Je m’appelle Emmanuelle Potier. J’ai 34 ans. Je suis originaire de Moselle, plus précisément de la vallée de la Fensch. Mes grands parents maternels, qui vivaient en Italie dans les montagnes à la frontière slovène, ont immigré après la deuxième guerre mondiale pour que mon grand père travaille dans les mines de fer de Boulange. Je travaille aujourd’hui à la direction du Mètre Carré, association culturelle de promotion d'artistes plasticiens, en France et en Italie. Je peins et je dessine. J’aime les produits sains, authentiques et naturels, la nourriture basée sur les légumes, légumineuses et céréales. J’ai besoin de changement, de rencontrer de nouvelles personnes, de surmonter des situations compliquées et de me créer des nouveaux défis

  • Quel parcours avez-vous effectué à la Sorbonne Nouvelle ?
Je suis entrée à la Sorbonne Nouvelle dans le cadre d’une reprise d’études. J’ai fini mes 5 ans à l’Ecole Nationale Supérieure d’Art et de Design de Nancy en 2006 et ensuite je me suis consacrée à mon travail de peinture (création, diffusion et développement du réseau), ensuite en parallèle, à la gestion de projets culturels sans avoir eu réellement de formation.
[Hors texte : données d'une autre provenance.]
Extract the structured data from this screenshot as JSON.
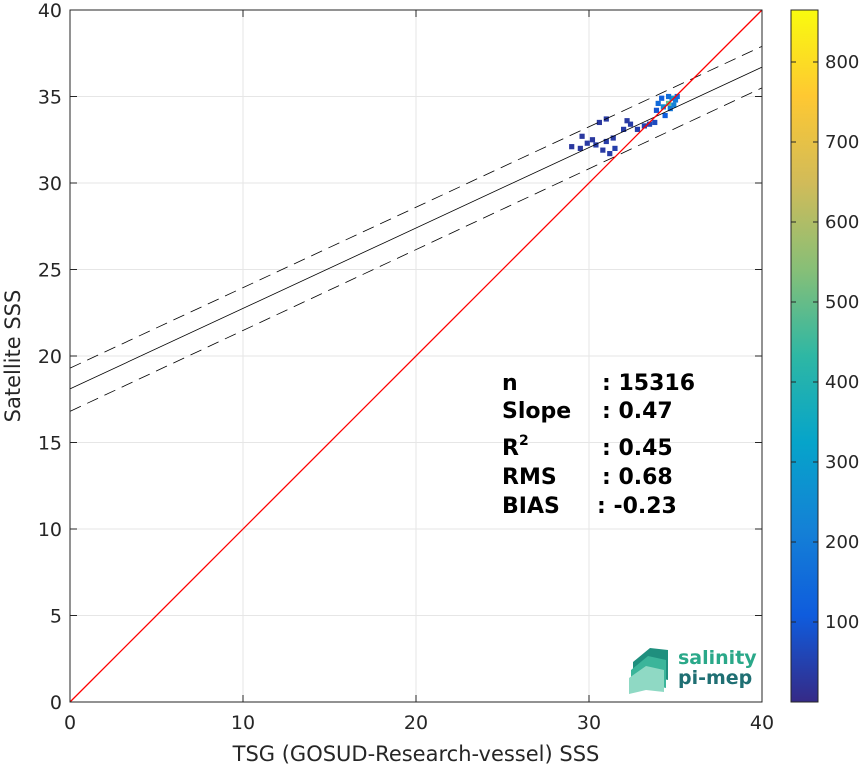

J’ai découvert par hasard, en 2015, l’ouverture du nouveau Master Pro ICFI échanges culturels France - Italie au département d’études italiennes et roumaines de la Sorbonne Nouvelle. Etant donné qu’il regroupait mon choix de carrière et mes racines italiennes, je me suis lancée dans ces deux ans qui se sont avérés par la suite, passionnants et très instructifs. Faire cette formation m’a donné confiance dans mes entreprises et permis de développer mon réseau en Italie.
 
  • Vous êtes peintre depuis plus de 11 ans, comment est née votre passion ?
Je suis passionnée. Toutefois, je ne suis pas férue de définitions, et de boîtes, mais si vous voulez, je veux bien être peintre. 
Oui. 
Mais personnellement, je ne me qualifierais pas comme tel, surtout pas en faisant débuter mon “être peintre” il y a 11 ans. En fait, je ne suis pas peintre. Je suis. 
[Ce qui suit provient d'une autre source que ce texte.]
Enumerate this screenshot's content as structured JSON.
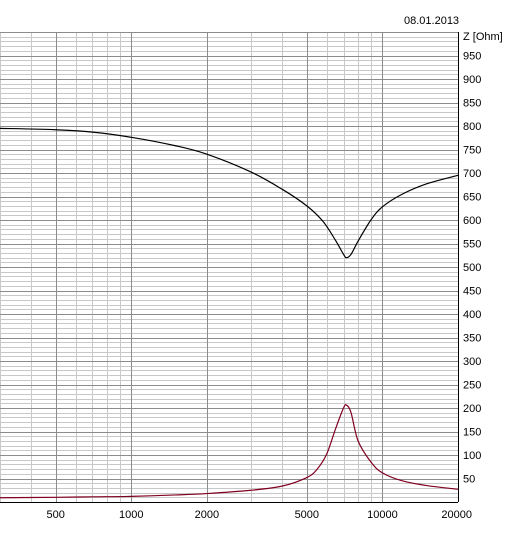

Je m’exprime effecivement par le dessin et la peinture depuis toujours. C’est un moyen, une recherche qui fait entièrement partie de moi. Cependant, j’ai effectivement eu un diplôme il y a 11 ans qui "m'offre” cette qualification, cette spécificité d’être artiste.
Je travaille dans le monde des arts visuels, en faisant de nombreuses actions qui, selon moi, font partie intégrante de la création à notre époque actuelle.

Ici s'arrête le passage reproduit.